Der Drogenmarkt passe sich weiterhin an die Covid-19-Krise an. Auf der Großhandelsebene schlägt sich das laut dem Report in Änderungen bei den Schmuggelrouten und -methoden nieder. Der Schmuggel über Container und kommerzielle Lieferketten rücke statt menschlicher Kuriere stärker in den Vordergrund. Straßendealer- und -käufer passten sich nach den ersten Lockdowns an und setzten verstärkt auf verschlüsselte Nachrichtendienste, Social-Media-Apps, Online-Quellen sowie Post- und Lieferdienste.

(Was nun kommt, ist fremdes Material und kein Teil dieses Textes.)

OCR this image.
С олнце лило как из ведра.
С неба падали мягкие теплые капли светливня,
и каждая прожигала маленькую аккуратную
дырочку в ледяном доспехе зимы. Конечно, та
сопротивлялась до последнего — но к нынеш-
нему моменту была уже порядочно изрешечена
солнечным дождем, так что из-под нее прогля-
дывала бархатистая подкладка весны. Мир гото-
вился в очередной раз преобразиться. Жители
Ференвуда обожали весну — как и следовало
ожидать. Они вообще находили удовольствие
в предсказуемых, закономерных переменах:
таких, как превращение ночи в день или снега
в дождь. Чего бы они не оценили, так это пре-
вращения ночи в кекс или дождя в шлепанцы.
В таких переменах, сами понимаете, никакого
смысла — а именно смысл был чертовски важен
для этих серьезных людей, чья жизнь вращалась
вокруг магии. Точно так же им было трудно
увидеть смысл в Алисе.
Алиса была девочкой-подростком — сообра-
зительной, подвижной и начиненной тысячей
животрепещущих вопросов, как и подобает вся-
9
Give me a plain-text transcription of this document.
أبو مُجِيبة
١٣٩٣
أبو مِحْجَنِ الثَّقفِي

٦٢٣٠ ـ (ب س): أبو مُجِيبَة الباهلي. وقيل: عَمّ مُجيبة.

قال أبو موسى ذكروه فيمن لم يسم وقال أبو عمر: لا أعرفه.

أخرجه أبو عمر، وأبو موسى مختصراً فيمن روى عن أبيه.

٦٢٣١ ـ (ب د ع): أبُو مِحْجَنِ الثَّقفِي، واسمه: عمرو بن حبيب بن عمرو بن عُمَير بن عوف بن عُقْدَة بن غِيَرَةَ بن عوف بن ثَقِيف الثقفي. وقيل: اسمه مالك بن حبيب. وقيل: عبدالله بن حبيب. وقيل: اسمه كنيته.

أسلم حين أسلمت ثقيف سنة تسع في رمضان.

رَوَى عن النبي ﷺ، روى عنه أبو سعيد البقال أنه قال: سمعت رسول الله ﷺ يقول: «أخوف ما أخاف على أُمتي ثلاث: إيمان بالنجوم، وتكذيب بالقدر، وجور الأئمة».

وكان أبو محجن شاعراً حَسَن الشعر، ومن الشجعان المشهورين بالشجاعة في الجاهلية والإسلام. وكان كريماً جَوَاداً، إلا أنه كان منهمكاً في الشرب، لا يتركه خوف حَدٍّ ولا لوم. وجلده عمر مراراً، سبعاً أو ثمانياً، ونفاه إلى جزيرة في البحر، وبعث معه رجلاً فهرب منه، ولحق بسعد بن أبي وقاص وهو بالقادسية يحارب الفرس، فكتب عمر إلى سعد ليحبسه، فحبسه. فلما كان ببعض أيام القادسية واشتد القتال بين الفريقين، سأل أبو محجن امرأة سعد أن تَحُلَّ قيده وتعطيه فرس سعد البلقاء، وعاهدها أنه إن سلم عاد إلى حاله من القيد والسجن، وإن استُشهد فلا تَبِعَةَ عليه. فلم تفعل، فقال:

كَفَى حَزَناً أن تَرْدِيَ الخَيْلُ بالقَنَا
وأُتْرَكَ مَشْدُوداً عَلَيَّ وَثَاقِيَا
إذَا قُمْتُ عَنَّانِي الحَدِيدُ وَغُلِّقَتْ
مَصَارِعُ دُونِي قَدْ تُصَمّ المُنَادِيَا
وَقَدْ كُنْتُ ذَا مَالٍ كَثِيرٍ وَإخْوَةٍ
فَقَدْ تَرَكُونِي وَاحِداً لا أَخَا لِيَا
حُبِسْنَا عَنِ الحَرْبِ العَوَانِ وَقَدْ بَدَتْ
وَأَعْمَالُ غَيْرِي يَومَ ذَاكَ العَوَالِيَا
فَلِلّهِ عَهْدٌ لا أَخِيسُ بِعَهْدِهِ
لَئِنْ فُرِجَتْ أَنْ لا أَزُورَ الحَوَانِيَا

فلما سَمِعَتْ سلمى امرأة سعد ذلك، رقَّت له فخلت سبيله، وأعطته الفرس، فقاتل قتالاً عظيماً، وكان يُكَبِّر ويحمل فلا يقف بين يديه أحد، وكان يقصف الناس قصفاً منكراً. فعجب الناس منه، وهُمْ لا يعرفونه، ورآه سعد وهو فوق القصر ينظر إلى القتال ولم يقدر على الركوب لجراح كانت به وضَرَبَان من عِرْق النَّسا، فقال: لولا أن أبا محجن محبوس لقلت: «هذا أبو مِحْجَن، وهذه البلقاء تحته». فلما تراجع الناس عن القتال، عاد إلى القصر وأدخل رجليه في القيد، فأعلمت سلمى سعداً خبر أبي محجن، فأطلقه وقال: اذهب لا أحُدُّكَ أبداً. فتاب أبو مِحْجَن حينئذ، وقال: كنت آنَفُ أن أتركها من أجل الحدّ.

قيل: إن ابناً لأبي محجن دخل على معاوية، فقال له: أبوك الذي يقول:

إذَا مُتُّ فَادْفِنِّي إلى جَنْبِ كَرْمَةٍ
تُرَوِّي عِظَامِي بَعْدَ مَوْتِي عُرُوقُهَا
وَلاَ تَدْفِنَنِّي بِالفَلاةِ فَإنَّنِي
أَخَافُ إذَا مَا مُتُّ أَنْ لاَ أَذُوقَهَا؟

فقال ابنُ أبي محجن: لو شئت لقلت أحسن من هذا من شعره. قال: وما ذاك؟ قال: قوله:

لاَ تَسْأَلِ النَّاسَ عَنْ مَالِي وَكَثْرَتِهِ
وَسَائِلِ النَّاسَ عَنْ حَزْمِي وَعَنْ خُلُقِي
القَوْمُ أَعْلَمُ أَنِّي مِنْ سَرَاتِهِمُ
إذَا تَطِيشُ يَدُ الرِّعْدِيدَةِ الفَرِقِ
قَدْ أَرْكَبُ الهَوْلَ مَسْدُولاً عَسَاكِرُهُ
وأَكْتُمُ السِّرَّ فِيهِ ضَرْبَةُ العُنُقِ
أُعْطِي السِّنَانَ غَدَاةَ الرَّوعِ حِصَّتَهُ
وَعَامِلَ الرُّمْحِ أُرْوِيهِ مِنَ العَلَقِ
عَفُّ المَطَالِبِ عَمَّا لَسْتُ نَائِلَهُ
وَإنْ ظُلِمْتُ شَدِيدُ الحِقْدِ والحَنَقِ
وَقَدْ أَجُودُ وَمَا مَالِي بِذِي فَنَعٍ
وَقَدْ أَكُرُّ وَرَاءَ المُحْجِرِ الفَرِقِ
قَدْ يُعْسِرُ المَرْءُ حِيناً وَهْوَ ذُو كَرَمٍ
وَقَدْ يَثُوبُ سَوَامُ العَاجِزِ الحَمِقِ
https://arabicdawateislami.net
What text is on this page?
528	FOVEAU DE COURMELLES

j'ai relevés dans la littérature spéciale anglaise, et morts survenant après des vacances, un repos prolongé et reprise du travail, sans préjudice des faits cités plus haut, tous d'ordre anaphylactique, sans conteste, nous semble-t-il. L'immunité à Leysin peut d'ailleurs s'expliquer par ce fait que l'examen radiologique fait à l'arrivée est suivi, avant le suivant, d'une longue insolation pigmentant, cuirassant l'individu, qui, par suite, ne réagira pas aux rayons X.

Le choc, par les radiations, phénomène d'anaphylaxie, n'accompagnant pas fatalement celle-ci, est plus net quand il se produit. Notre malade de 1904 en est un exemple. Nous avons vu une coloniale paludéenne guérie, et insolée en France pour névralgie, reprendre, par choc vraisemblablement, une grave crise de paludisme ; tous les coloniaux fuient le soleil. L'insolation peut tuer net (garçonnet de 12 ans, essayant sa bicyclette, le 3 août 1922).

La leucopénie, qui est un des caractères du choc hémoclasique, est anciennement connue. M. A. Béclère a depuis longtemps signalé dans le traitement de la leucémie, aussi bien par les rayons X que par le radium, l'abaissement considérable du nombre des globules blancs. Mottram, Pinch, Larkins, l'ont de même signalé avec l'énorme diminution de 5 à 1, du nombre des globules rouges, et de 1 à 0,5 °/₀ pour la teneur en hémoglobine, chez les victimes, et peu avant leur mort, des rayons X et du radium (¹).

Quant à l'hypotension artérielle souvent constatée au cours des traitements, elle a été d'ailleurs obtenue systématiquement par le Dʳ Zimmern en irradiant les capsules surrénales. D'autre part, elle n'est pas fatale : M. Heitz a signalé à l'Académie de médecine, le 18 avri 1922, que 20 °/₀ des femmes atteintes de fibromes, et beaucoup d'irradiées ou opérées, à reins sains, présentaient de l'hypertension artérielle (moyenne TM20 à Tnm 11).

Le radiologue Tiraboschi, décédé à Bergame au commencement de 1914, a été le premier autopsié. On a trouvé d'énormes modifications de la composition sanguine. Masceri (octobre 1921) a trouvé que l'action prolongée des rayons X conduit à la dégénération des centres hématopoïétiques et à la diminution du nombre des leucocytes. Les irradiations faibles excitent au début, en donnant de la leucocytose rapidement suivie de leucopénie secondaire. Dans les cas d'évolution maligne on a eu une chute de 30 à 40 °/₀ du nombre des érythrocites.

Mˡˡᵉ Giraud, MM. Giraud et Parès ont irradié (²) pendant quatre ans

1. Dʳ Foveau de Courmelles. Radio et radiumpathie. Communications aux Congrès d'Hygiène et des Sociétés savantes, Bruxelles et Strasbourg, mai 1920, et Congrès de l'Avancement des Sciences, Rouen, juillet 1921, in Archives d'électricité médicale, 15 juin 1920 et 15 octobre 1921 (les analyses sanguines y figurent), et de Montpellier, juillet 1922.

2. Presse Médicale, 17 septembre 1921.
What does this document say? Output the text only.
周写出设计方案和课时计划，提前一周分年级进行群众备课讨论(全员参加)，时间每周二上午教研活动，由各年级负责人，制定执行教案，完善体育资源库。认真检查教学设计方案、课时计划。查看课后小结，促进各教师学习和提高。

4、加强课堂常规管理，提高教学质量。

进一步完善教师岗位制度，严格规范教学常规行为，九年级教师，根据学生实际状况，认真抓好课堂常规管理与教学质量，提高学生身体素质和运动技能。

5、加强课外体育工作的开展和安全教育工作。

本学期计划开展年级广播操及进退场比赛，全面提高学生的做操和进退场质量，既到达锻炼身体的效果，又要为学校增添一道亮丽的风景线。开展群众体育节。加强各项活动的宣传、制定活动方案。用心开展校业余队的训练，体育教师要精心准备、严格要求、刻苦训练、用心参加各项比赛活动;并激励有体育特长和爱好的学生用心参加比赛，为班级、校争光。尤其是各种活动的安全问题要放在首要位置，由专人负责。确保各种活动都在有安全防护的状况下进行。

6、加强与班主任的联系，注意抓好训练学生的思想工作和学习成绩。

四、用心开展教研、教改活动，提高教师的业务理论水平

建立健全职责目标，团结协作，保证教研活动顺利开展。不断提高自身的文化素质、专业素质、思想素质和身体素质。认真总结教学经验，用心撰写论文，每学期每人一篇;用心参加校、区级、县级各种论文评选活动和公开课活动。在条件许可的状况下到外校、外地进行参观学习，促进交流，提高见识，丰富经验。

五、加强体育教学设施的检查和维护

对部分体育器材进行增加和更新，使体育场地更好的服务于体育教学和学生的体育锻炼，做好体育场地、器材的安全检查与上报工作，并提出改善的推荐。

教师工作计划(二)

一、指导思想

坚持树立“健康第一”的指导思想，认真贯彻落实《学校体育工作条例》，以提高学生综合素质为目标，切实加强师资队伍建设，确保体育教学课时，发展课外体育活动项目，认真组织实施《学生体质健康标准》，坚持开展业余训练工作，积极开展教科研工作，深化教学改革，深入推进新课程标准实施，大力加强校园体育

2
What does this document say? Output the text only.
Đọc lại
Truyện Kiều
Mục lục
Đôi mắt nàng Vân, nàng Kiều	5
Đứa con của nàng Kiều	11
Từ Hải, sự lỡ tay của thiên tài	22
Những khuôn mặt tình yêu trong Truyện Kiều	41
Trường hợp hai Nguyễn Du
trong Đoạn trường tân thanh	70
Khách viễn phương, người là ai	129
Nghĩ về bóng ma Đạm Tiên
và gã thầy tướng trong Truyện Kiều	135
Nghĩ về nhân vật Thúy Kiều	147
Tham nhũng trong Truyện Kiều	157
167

"Wir erleben derzeit einen dynamischen und anpassungsfähigen Drogenmarkt, der den Covid-19-Beschränkungen standhält. Wir sehen auch Muster des Drogenkonsums, die immer komplexer werden, da Konsumierende einer breiteren Palette hochpotenter natürlicher und synthetischer Substanzen ausgesetzt sind", erläuterte EMCDDA-Direktor Alexis Goosdeel laut einer Aussendung.

"Mit den neuen EU-Strategien für Sicherheit und Drogenbekämpfung werden unsere Mitgliedstaaten über solide Instrumente verfügen, um dieser Notlage durch einen ausgewogenen Ansatz zu begegnen, bei dem sowohl Drogenmärkte wie auch Drogenkonsum berücksichtigt werden und der von der EMCDDA unterstützt wird", betonte die EU-Kommissarin für Inneres, Ylva Johansson.